De même le FMI insiste sur la réintroduction des appels d'offre. Depuis 2010, les marchés publics sont fermés et Ianoukovytch distribue tout simplement les contrats publics à ses amis et à ses acolytes à deux fois le prix du marché. Naturellement les ventes des entreprises d'Etat à des loyalistes, en général à des prix défiant toute concurrence, doivent aussi prendre fin.

Une autre source de corruption a consisté en des remboursements de TVA pour les exportateurs, pour lesquels les fonctionnaires du fisc imposent une commission. Mettre un terme à cela devrait stimuler les exportations.

En outre, l'Ukraine devrait réintroduire le code fiscal simplifié pour les petites entreprises, aboli par Ianoukovytch. Deux millions de petites entreprises ont été anéanties par ce changement : bon nombre d'entre elles pourrait être relancées si les procédures fiscales ne sont plus prohibitives.

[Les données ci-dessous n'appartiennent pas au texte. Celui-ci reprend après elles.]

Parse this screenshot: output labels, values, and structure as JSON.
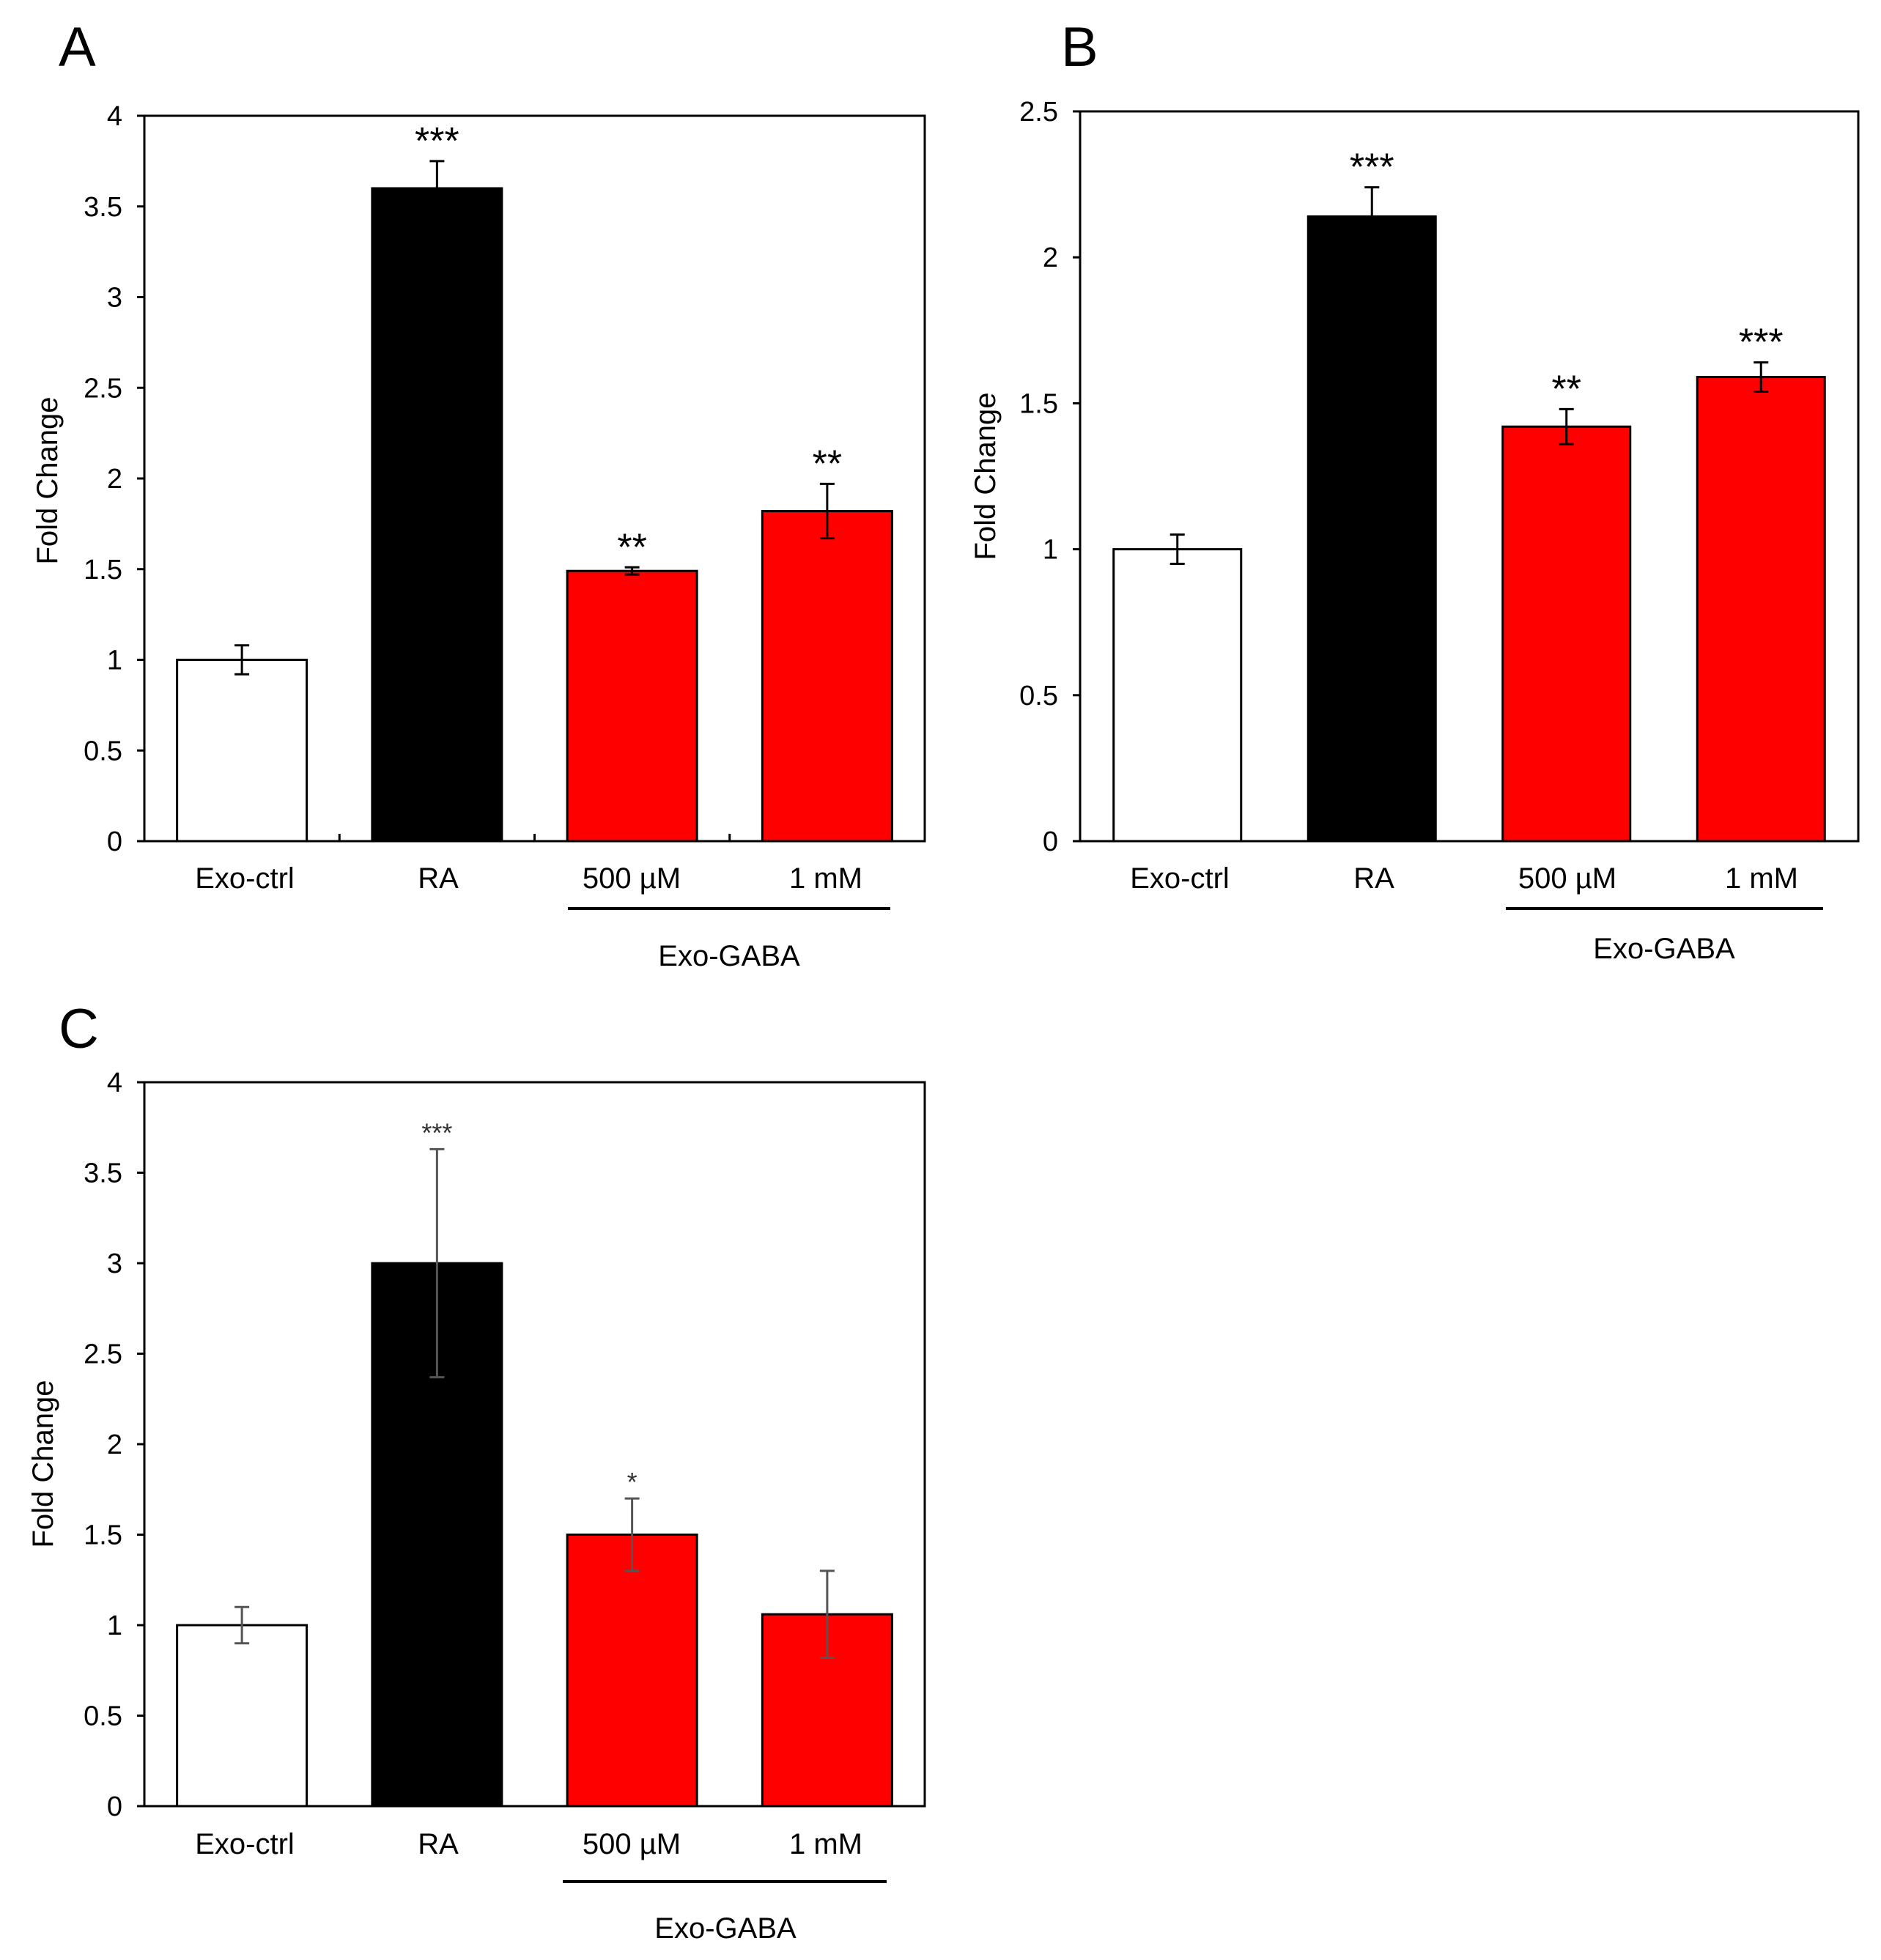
{
  "figure": {
    "colors": {
      "control": "#ffffff",
      "ra": "#000000",
      "gaba": "#ff0000",
      "axis": "#000000"
    }
  },
  "chart_data": [
    {
      "panel_label": "A",
      "type": "bar",
      "categories": [
        "Exo-ctrl",
        "RA",
        "500 µM",
        "1 mM"
      ],
      "values": [
        1.0,
        3.6,
        1.49,
        1.82
      ],
      "errors": [
        0.08,
        0.15,
        0.02,
        0.15
      ],
      "significance": [
        "",
        "***",
        "**",
        "**"
      ],
      "group_label": "Exo-GABA",
      "ylabel": "Fold Change",
      "ylim": [
        0,
        4
      ],
      "yticks": [
        "0",
        "0.5",
        "1",
        "1.5",
        "2",
        "2.5",
        "3",
        "3.5",
        "4"
      ],
      "bar_colors": [
        "#ffffff",
        "#000000",
        "#ff0000",
        "#ff0000"
      ]
    },
    {
      "panel_label": "B",
      "type": "bar",
      "categories": [
        "Exo-ctrl",
        "RA",
        "500 µM",
        "1 mM"
      ],
      "values": [
        1.0,
        2.14,
        1.42,
        1.59
      ],
      "errors": [
        0.05,
        0.1,
        0.06,
        0.05
      ],
      "significance": [
        "",
        "***",
        "**",
        "***"
      ],
      "group_label": "Exo-GABA",
      "ylabel": "Fold Change",
      "ylim": [
        0,
        2.5
      ],
      "yticks": [
        "0",
        "0.5",
        "1",
        "1.5",
        "2",
        "2.5"
      ],
      "bar_colors": [
        "#ffffff",
        "#000000",
        "#ff0000",
        "#ff0000"
      ]
    },
    {
      "panel_label": "C",
      "type": "bar",
      "categories": [
        "Exo-ctrl",
        "RA",
        "500 µM",
        "1 mM"
      ],
      "values": [
        1.0,
        3.0,
        1.5,
        1.06
      ],
      "errors": [
        0.1,
        0.63,
        0.2,
        0.24
      ],
      "significance": [
        "",
        "***",
        "*",
        ""
      ],
      "group_label": "Exo-GABA",
      "ylabel": "Fold Change",
      "ylim": [
        0,
        4
      ],
      "yticks": [
        "0",
        "0.5",
        "1",
        "1.5",
        "2",
        "2.5",
        "3",
        "3.5",
        "4"
      ],
      "bar_colors": [
        "#ffffff",
        "#000000",
        "#ff0000",
        "#ff0000"
      ]
    }
  ]
}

L'Ukraine doit également travailler avec l'UE. D'ici une semaine, le nouveau gouvernement peut remplir les conditions de l'UE pour la signature de l'Accord d'association conclu de longue date. Ceci devrait être mis à l'ordre du jour du sommet UE-Ukraine du mois de mars. Le Parlement a déjà prévu de nouvelles élections et l'ancienne Premier ministre Yuliya Tymoshenko a été libérée de prison. La seule condition restante pour l'UE, la législation visant à réformer le ministère public, peut être adoptée rapidement.

Le rôle de l’UE et des Etats-Unis

L'accord d'association UE-Ukraine va grandement bénéficier à l'Ukraine. Il revient à un programme de réforme global de l'appareil d'Etat ukrainien, y compris de ses organes répressifs. Soixante agences gouvernementales dans différents pays de l'UE ont déjà conclu des accords avec leurs homologues ukrainiens sur les réformes nécessaires.

L'accord contient également une Zone de libre-échange approfondie et complète qui ouvrira le vaste marché européen aux exportateurs ukrainiens et va ainsi attirer davantage d'investissements directs étrangers vers l'Ukraine. Cela aidera également à protéger le pays contre d'éventuelles sanctions commerciales russes.

La diplomatie va jouer à ce titre un rôle important. Les États-Unis et l'UE doivent convaincre le président russe Vladimir Poutine de parvenir à un accord avec les nouveaux dirigeants de l'Ukraine, plutôt que de donner suite à sa menace d'imposer des sanctions. La coexistence pacifique est le meilleur choix pour les deux pays, plutôt que la tension bilatérale croissante.